Geçen hafta Karaburun Bilim Kongresi'ndeydim, sunum yapmamanın rahatlığı, tertemiz bir denizin kenarında yapılan uzun kahvaltıların keyfi, buna karşın akademiklerde başını hızla alıp giden akıl yitimiyle tekrar yüzleşmenin huzursuzluğu ile geçip gitti güzelim beş gün.
Güzeldi, güzelliklerden birisinin kaynağı da Bilgesu Eranus idi, bu kadını seviyorum ben...
2 yıl önceki kongrede de rastlamıştım Bilgesu Eranus'a, hatta aynı yerde kalmış, ayaküstü kısa bir sohbet ile kesmiştim bir sabah yolunu. Bahsettiğim akıl yitimi tabii ki o vakit de vardı, "emperyalizm" gerçeğini görmemezlikten gelen, sosyal bilimler alanında sınıf gerçekliğini reddetmek için binbir taklalar atan akademiklere kongrenin son günü, kendi oyunu "Nereye Payidar"ı bir kukla gösterisi ile görselleştirerek güzel bir cevap iletmişti.
Bu yıl yine karşılaştık, bu sefer gösterisinde bir Tekel işçisi vardı yanında, güzel bir sohbet ile akıp gitti sınıf, mücadele, umuda dair mesajlar. Bu söyleşiye dair kısa da bir metin yazmış kendisi, kongre kitapçığında yayınlamışlar. Paylaşmak istedim...

Narçiçeklerinin Nedeni

" Toplumumuz, neden hastalıklı bir narçiçeği ağacına dönüştü?

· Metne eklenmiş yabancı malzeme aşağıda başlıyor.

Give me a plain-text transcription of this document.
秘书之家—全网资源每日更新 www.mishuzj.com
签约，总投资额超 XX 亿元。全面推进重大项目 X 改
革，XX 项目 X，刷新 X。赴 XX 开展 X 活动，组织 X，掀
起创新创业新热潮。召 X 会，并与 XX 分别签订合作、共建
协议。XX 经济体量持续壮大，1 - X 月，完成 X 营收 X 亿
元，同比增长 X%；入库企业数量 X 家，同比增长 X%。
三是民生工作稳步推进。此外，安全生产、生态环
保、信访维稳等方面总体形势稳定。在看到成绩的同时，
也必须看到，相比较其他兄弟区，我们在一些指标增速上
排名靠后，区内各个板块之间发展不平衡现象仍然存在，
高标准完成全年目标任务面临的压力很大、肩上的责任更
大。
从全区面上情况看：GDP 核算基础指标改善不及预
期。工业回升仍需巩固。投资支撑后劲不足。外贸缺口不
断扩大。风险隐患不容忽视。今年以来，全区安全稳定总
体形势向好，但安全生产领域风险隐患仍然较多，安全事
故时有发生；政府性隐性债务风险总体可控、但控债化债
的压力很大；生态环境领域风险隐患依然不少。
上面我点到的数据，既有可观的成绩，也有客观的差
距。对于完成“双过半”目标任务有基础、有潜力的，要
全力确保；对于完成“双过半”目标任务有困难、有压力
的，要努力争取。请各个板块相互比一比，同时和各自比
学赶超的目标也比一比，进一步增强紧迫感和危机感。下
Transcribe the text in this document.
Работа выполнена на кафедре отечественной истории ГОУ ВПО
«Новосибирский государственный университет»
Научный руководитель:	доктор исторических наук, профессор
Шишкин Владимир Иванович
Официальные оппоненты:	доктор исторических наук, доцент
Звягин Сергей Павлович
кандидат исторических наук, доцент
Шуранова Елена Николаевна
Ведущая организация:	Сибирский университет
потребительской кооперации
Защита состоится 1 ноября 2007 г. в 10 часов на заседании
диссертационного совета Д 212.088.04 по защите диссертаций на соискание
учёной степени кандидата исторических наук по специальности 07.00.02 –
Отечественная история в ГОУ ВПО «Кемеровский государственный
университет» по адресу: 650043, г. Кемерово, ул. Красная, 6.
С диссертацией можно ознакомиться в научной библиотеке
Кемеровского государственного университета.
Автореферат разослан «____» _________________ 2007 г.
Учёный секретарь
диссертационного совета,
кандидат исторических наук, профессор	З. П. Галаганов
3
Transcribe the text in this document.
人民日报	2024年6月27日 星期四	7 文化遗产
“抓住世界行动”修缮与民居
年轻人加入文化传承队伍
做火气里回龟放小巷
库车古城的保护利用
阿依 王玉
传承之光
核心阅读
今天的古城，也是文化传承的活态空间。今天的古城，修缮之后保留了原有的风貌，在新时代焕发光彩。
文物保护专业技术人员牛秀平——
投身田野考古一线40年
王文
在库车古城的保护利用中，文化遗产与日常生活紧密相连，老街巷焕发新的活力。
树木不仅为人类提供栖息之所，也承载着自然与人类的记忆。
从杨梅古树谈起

Açtığı bunca çiçeğe karşın neden yoksulluğu yok eden bir meyve veremiyor?

Demir parmaklıklı kapının yanı başındaki nar ağacının, dünü, bugünü ve yarını?

"Yalnız maden işçileri değil, hepimiz sürekli göçen bir ocağın altındayız. El emeğimiz, göz nurumuz, çok çocuğumuz, sanatımız, doğamız, bilimimiz, türkümüz, ahlakımız, dayanışma duygumuz ve hele hele karşılıklı canlara mal olan kardeşliğimiz, hep birlikte yerin yüzlerce metre derinliğinde değilsek bile, bin dokuzyüz seksenden bu yana tam otuz yıl yerin altında kurtulmayı bekliyoruz. Daha da öncelerini de heseba katarsak -solun püskürtüldüğü yetmişli yılları- demek tam kırk yılı aşkın bir süredir bu karanlıktayız ve sürüyor: Nasıl, ne zaman çıkacağız? Çıkabilecek miyiz? Biz yıllar sonra gözümüze vuracak ışığı hasretle beklerken, burjuvazi kendi kayıkçı kavgasında, sistemden alacağı payın peşinde birbirlerine de vahşi yöntemlerle, kâh dikilip kâh sarmaşıyorlar...

Belki de toplum olarak kendimizi kendi ellerimizle doğurmanın zamanıdır artık! Kurum, kişi olarak medet umduğumuz ebelerin hepsi sobelendi. Artık ebe biziz, kendimiz!

Doğum ancak genel grevle gerçekleşebilir. Genel grev işsizler ve her an işsiz kalabilecekler için de vazgeçilmezdir. Emekçiler kendilerinden çok asıl onlar için mücadele etmeliler. Giderek sayıları arttığı halde sahte istatistiklerle utanmadan geçen yılın bu ayına göre azaldığı ilan edilen işsizleri belli bir bilince ve dayanışmaya çekmeleri gerek. Siztem işsizleri, işçilerin işten atılmalarını sağlayan stepneler olarak kullanamamalı...

Ülkemizde sınır tanımaz bir halde çöreklenmiş olan emperyalizmin uydusu tekelci sermayenin egemenliğinin kayıtsız şartsız ellerinde bulundurmasının da ocak kazaları gibi kader kısmet olmadığını bilen işçilere, kendi sendikalarını acilen uyarma görevi düşüyor. Sendika yönetimine "Burjuvaziyi yatıştırıp teskin etmek sizin işiniz değil!" diyebilmeliler artık.

Nar ağacı, aldatan çiçekler yerine işte ancak o zaman meyve verecektir.

Masal değil gerçeğin meyvesidir o ve hepimize yeter!"